For almost 60 years, The Madz has been performing around the world, bringing prestige to the country when named Artists For Peace by UNESCO having been the first Filipino choir to perform at the iconic Teatro Colon in Argentina and the first choir in the world to receive the Brand Laureate Premier Award as the world’s Best Ensemble Choral from the Asia Pacific Brands Foundation.
All three will have several “spot numbers,” while Hajji and Dessa will do a duet of four songs considered “anthems” of four decades — the ’70s, ’80s, ’90s and the new millennium. Remember Tonight I Celebrate My Love For You and With You I’m Born Again? They are two of those songs, plus Perfect which was sung as a duet by Beyoncé and Ed Sheeran.
Although with a two-decade age gap, Hajji and Dessa are “seasoned” in love, survivors of a few relationships.
Married twice (first to the mother of Rachel and the so-called “sexy chef” Barney, and to the late Rio Diaz with whom he has a son, singer Ali), Hajji confessed that he has had “in-between” romances, one of which bore him a girl.
“But they were not short relationships,” clarified Hajji “They would last for years, one of them for 15 years. At the very first, I would make it clear to them that I wouldn’t want to marry again at okey naman sa kanila, until their friends started getting married and they wanted to do the same. Pero pinangangatawanan ko ang aking pangako na hindi na ako mag-aasawa.”
Today, Hajji has a much younger girlfriend. The May-December romance is working, thank you!
Dessa is on her third relationship, after the first that produced a girl (now 23) and a second (with a son, now 15).
“I was a battered wife sa una kong husband, a Filipino,” Dessa, who is based in Las Vegas but who comes home for gigs, candidly revealed. “The second one was a Filipino-Japanese who got me pregnant when I was in L.A. where I was just vacationing. Nagpaka-luka-luka ako dun. I told Tito Boy (Abunda, her manager at that time) that I wasn’t coming home anymore kasi nga nabuntis ako. He was shocked but he let me go. The relationship lasted for 11 years.
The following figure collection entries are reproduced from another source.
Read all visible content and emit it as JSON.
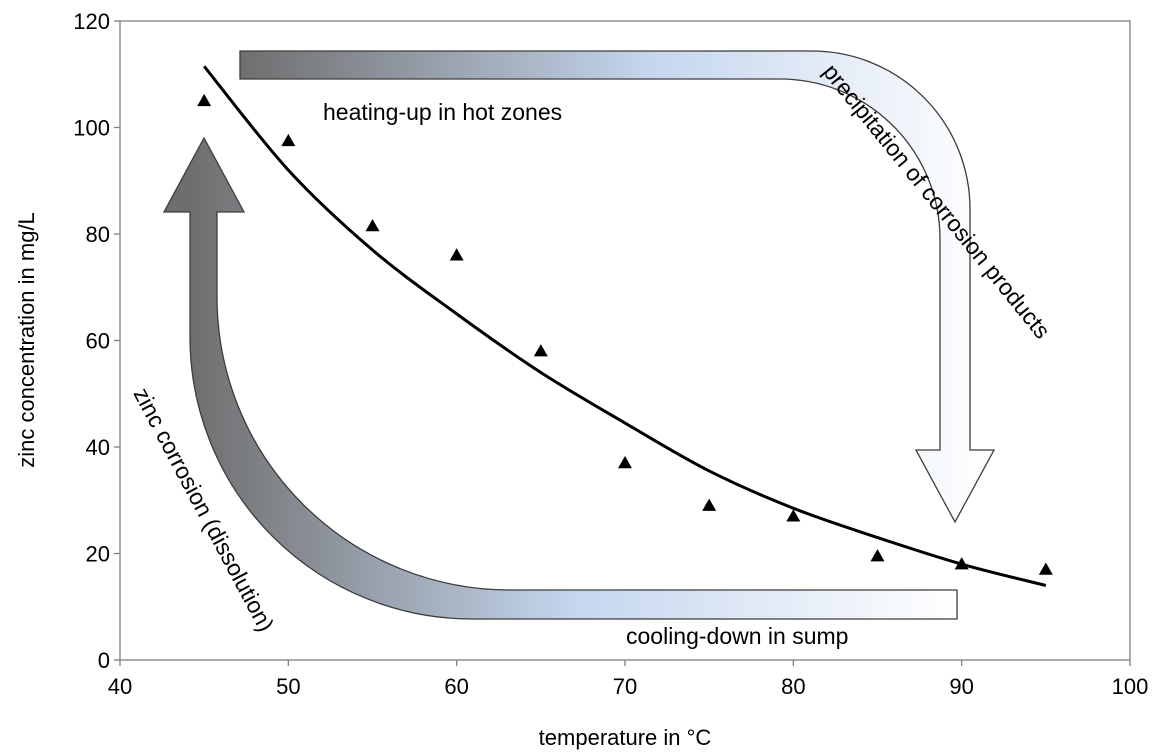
{
  "chart_data": {
    "type": "scatter",
    "title": "",
    "xlabel": "temperature in °C",
    "ylabel": "zinc concentration in mg/L",
    "xlim": [
      40,
      100
    ],
    "ylim": [
      0,
      120
    ],
    "xticks": [
      40,
      50,
      60,
      70,
      80,
      90,
      100
    ],
    "yticks": [
      0,
      20,
      40,
      60,
      80,
      100,
      120
    ],
    "grid": false,
    "series": [
      {
        "marker": "triangle",
        "color": "#000000",
        "x": [
          45,
          50,
          55,
          60,
          65,
          70,
          75,
          80,
          85,
          90,
          95
        ],
        "y": [
          105,
          97.5,
          81.5,
          76,
          58,
          37,
          29,
          27,
          19.5,
          18,
          17
        ]
      }
    ],
    "trendline": {
      "type": "exponential",
      "color": "#000000",
      "x": [
        45,
        50,
        55,
        60,
        65,
        70,
        75,
        80,
        85,
        90,
        95
      ],
      "y": [
        111.5,
        92,
        77,
        65,
        54,
        44.5,
        35.5,
        28.5,
        23,
        18,
        14
      ]
    },
    "annotations": {
      "heating": "heating-up  in hot zones",
      "precipitation": "precipitation of corrosion products",
      "cooling": "cooling-down  in sump",
      "corrosion": "zinc  corrosion (dissolution)"
    },
    "colors": {
      "arrow_dark": "#6e6e6e",
      "arrow_light": "#c5d6ee",
      "arrow_white": "#ffffff",
      "arrow_stroke": "#3c3c3c"
    }
  }
}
The third one, my current, is an Italian na medyo younger than me. Mabait siya, hindi nananakit. His name is Peter Joseph Accurso.”
Like Dessa, Hajji also stayed in the States (in L.A.) for five years (1987-1992) with Rio. They owned and managed a fine-dining restaurant with a music lounge in the Melrose area, and that was when Hajji felt burned out.
Recalled Hajji (who graduated with a degree in Management from Ateneo), “Rio was managing the place during daytime at ako naman, nighttime because we had bands playing. We were so busy that we hardly had time for each other. Our marriage suffered. That’s when I realized that you can’t be running a business and singing at the same time.”
Singing is what keeps Hajji going.
“You don’t work music,” he explained, “you play it. I’ve been playing it all this time. There are lean times but they don’t make me give up. I can’t imagine myself doing anything else. My attitude is, tuloy ang musika, tuloy ang laro!”